In Prog3, we re-implemented the Sqrt function from Problem C of Quiz 3, replacing unsupported instructions like bseti
and mul
that are unavailable in the RV32I instruction set. For the mul
instruction, we opted for a shift-and-add method, which ensures a consistent 32 iterations for every execution. This design choice allowed us to gain deeper insights into the impact of branch prediction by creating a predictable and controlled loop structure.
## prog3/mul.s ##
.text
.global mul
mul:
####### a0: multiplier/ result #######
####### a1: multiplicand #######
### Callee Saved ###
addi sp, sp, -12
sw s0, 0(sp)
sw s1, 4(sp)
sw s2, 8(sp)
####################
## move arguement ##
mv s0, a0
mv a0, x0
li s1, 32
####################
loop:
andi s2, a1, 1 # check LSB is 1
beqz s2, skip_add # if LSB is 0, skip add
add a0, a0, s0 # add multiplier to result
skip_add:
slli s0, s0, 1 # shift left multiplier by 1
srli a1, a1, 1 # shift right multiplicand by 1
addi s1, s1, -1 # iteration time -1
bnez s1, loop # if not iterate 32 times, loop again
## Callee Retrieve ##
lw s0, 0(sp)
lw s1, 4(sp)
lw s2, 8(sp)
addi sp, sp, 12
#####################
# return
ret
prog0 | prog1 | prog2 | prog3 | |
---|---|---|---|---|
BaseLine(always not jump) | 696 | 19335 | 29019 | 25073 |
Static (always jump) | 812 | 19419 | 27521 | 18057 |
Static (jump if Target < current pc) | 696 | 18475 | 29019 | 20693 |
Static (jump if Target > current pc) | 812 | 20279 | 27521 | 22437 |
2-bit branch predictor | 706 | 18689 | 27445 | 18075 |
Local history branch predictor | 702 | 19271 | 28947 | 23101 |
Global history branch predictor | 696 | 19255 | 28489 | 24645 |
G-Select branch predictor | 704 | 18797 | 27421 | 18075 |
G-Share branch predictor | 708 | 19265 | 28357 | 19409 |
In our implementation, when a jump occurs, the pipeline flushes two cycles to correct the process and ensure accurate execution.
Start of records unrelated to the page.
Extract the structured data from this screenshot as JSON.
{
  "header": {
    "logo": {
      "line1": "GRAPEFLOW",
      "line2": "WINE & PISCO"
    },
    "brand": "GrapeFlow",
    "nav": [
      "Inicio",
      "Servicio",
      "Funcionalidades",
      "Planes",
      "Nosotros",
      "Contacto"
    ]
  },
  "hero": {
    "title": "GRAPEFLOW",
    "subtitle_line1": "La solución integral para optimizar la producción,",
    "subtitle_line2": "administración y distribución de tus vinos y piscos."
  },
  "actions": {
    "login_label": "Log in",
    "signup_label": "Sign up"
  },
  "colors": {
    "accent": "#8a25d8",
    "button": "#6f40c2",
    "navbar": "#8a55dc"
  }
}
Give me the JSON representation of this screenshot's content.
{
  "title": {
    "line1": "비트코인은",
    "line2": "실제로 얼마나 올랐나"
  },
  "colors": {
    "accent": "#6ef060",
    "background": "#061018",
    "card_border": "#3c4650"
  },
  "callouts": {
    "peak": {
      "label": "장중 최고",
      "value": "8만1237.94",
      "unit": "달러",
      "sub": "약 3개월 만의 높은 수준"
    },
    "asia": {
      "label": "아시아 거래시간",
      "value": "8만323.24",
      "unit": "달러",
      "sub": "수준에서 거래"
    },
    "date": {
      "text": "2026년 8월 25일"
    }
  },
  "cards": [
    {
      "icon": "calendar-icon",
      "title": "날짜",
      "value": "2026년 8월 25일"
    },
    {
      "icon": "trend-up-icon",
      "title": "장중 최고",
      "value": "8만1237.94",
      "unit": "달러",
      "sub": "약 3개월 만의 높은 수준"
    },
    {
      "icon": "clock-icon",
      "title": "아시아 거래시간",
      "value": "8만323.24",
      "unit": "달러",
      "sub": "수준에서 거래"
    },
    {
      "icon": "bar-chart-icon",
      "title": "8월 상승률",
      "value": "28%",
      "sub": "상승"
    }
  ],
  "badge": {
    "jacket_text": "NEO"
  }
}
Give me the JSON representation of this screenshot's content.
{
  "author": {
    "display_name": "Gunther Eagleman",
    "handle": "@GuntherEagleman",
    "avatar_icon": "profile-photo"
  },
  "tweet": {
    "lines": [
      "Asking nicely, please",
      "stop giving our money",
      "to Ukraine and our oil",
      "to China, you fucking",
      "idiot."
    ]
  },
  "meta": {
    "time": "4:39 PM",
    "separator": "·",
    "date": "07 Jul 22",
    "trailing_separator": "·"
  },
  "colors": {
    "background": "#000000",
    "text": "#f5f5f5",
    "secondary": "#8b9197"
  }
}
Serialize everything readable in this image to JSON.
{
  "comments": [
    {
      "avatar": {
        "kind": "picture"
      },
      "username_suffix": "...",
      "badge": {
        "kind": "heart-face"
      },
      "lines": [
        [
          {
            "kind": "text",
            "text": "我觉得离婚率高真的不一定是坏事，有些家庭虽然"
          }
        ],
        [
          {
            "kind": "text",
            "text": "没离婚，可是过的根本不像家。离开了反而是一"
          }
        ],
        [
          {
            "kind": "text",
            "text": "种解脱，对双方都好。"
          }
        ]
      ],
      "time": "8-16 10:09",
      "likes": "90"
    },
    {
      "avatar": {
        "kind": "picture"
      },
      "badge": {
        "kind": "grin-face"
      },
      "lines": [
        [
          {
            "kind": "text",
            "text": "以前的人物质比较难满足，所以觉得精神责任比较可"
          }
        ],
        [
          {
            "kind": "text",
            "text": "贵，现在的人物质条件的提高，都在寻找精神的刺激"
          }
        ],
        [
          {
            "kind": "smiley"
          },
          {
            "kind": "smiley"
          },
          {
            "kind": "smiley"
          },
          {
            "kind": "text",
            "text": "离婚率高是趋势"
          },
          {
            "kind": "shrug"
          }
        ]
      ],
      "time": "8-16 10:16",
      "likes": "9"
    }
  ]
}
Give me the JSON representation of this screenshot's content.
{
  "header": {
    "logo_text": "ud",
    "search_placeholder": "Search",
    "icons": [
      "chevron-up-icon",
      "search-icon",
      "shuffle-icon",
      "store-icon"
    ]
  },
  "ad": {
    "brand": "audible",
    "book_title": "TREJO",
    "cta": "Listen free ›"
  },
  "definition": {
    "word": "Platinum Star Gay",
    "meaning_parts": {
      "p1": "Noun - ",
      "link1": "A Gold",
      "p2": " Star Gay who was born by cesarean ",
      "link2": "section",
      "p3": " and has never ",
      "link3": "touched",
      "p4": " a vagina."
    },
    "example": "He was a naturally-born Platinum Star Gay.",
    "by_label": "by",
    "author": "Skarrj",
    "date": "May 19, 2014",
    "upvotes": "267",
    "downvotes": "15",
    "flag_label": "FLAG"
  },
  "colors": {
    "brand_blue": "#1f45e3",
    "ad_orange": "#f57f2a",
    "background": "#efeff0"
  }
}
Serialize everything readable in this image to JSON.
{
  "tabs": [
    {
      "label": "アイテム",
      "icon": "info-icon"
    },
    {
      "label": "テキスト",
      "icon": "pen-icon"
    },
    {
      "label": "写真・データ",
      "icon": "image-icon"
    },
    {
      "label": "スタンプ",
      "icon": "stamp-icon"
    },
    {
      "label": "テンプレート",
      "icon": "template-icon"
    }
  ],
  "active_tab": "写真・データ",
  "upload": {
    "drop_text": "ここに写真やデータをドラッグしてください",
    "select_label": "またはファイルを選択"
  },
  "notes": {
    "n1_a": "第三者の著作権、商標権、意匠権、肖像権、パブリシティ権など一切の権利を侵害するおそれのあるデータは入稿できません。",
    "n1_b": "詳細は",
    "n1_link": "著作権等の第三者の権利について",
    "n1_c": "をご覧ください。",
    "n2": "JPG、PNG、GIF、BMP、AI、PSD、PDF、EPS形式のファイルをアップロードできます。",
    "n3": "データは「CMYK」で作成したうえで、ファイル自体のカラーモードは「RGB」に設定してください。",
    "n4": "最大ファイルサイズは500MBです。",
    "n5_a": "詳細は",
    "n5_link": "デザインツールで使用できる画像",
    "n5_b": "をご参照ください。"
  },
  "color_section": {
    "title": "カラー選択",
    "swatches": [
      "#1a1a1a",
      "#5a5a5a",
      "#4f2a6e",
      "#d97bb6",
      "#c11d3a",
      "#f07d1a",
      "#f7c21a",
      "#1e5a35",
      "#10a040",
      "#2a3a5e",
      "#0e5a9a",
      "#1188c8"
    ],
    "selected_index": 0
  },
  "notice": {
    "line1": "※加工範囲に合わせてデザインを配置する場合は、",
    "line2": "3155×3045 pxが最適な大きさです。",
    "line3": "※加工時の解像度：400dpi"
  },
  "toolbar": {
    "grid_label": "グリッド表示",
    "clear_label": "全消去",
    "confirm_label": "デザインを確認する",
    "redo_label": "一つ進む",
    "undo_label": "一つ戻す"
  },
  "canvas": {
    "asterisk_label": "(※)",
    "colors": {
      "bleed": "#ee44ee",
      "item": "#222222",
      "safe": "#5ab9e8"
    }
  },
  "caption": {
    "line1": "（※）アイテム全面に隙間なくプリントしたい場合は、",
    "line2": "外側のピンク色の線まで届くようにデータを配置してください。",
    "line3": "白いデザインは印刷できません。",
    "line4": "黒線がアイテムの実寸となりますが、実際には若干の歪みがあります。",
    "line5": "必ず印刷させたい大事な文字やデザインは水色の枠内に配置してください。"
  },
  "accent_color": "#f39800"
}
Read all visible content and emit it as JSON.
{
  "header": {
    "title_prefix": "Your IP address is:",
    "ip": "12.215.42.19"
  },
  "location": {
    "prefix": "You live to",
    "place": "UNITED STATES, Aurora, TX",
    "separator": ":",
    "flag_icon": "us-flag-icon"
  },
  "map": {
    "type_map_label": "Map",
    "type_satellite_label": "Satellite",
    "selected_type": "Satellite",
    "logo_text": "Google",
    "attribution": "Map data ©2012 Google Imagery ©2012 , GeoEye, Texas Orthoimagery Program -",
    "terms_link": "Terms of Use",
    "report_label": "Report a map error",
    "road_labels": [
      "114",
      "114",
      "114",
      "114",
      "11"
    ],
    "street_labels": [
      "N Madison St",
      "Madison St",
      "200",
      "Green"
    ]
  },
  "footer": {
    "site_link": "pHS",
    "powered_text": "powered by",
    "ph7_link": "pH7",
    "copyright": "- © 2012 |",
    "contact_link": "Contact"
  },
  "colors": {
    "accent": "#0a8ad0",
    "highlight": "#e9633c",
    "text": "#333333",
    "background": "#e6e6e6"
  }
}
The branch penalty is 2 cycles.
Assume 5 pipeline stages, 500 instructions 20% of instruction is branch.
prog0 | prog1 | prog2 | prog3 | |
---|---|---|---|---|
BaseLine(always not jump) | 89.19% | 51.04% | 31.36% | 12.85% |
Static (always jump) | 10.81% | 48.96% | 68.64% | 87.14% |
Static (jump if Target < current pc) | 89.19% | 72.43% | 31.36% | 59.23% |
Static (jump if Target > current pc) | 10.81% | 27.56% | 68.64% | 40.77% |
2-bit branch predictor(5bit BHT) | 82.43% | 67.76% | 70.89% | 86.95% |
Local history branch predictor(5bit BHT) | 86.49% | 65.77% | 70.43% | 86.79% |
Global history branch predictor(5bit BHT) | 89.18% | 63.73% | 72.47% | 86.23% |
G-Select branch predictor(5bit BHT) | 82.78% | 68.51% | 75.66% | 86.95% |
G-Share branch predictor(5bit BHT) | 82.43% | 67.26% | 67.84% | 86.21% |
prog0 | prog1 | prog2 | prog3 | |
---|---|---|---|---|
2-bit branch predictor | 93.24% | 96.01% | 98.26% | 99.77% |
Local history branch predictor | 94.60% | 74.08% | 49.08% | 42.69% |
Global history branch predictor | 94.60% | 80.00% | 60.78% | 21.86% |
G-Select branch predictor | 94.60% | 89.95% | 93.68% | 99.85% |
G-Share branch predictor | 100.0% | 73.63% | 67.60% | 82.21% |
For every dynamic prediction strategy, the prediction hit rate is generally high. However, a low Branch Target Buffer (BTB) hit rate can occur, which prevents a significant reduction in the total cycle count. To address this issue, we can increase the size of the Branch History Table or add more ways (associativity) to the Branch History Table. This helps mitigate branch target misses, which typically happen when two or more branches access the same entry.